My memory wasn't anywhere near photographic, but Amy wasn't in the mood to talk, so I didn't press further. I couldn't stop thinking about Luke—not in the way 90% of the heterosexual girls in the school thought about him, but about his being under Baby Face's protection. What if he really was the one Principal Edgerton was talking about? What kind of colossal danger was he in that the whole school needed to be protected as well?
What if Baby Face slipped in his surveillance and Lucas Island died?
Strangely, the thought bothered me a lot. Probably it was because I never gave much thought of anyone dying before. Not even my parents, whom I barely remembered. I wasn't developing any romantic feelings for him. I'd known Luke for years—enemy, rival, or not, he was still someone I had grown up with, in some ways. Of course it would bother me if his life was in danger. Right? At least this proved I had a heart.
Right?
Luke, Luke Luke...I thought I was thinking about Luke so much that I began to hear his name everywhere, but then I realized that everyone had always talked about him anyway. In the bathroom, I overheard some girls talking about him punching someone. It was so unheard of that he showed that kind of violence, I couldn't help but listened in for more.

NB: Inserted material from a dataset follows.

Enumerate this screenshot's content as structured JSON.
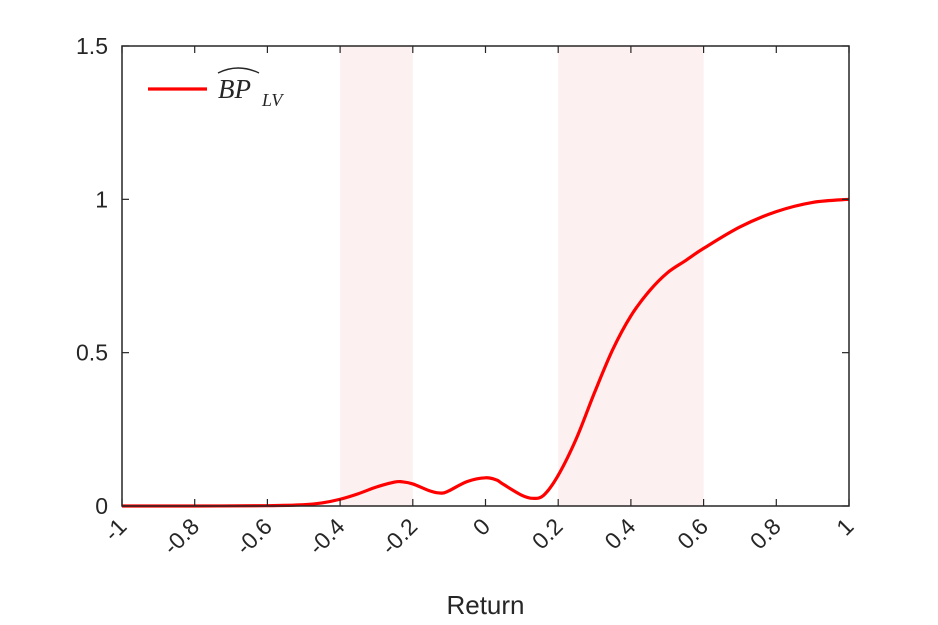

"...it was Jack Clyde. You know how Jack is, he's like the boy version of QB." QB was the short form for my title, Queen Bitch. I didn't know any Jack. "He said something mean and Luke just lost it, so he threw a punch straight to Jack's face and broke his nose. It was so manly!" Cue giggles. "And then he got sent to Edgerton's office and got detention."
"Hey, but what did Jack actually say to him? Luke never lost his temper before, even with QB."
"The only reason Luke never hit QB is because she's a girl. Anyway, Jack totally had it coming for him. I didn't hear all of it, but I heard QB's name—you know some guys think with their dicks instead of their heads and you know how slutty redheads are. I guess Jack said QB should have won the Underwater Challenge or something and he made a really rude comment about Luke's mother."
"Wow, Jack and QB should really reign hell."
"I know, right?"
They giggled again.
I didn't come out of the toilet until I heard the last of them leaving. They weren't worth more detention. At least, that's what I convinced myself.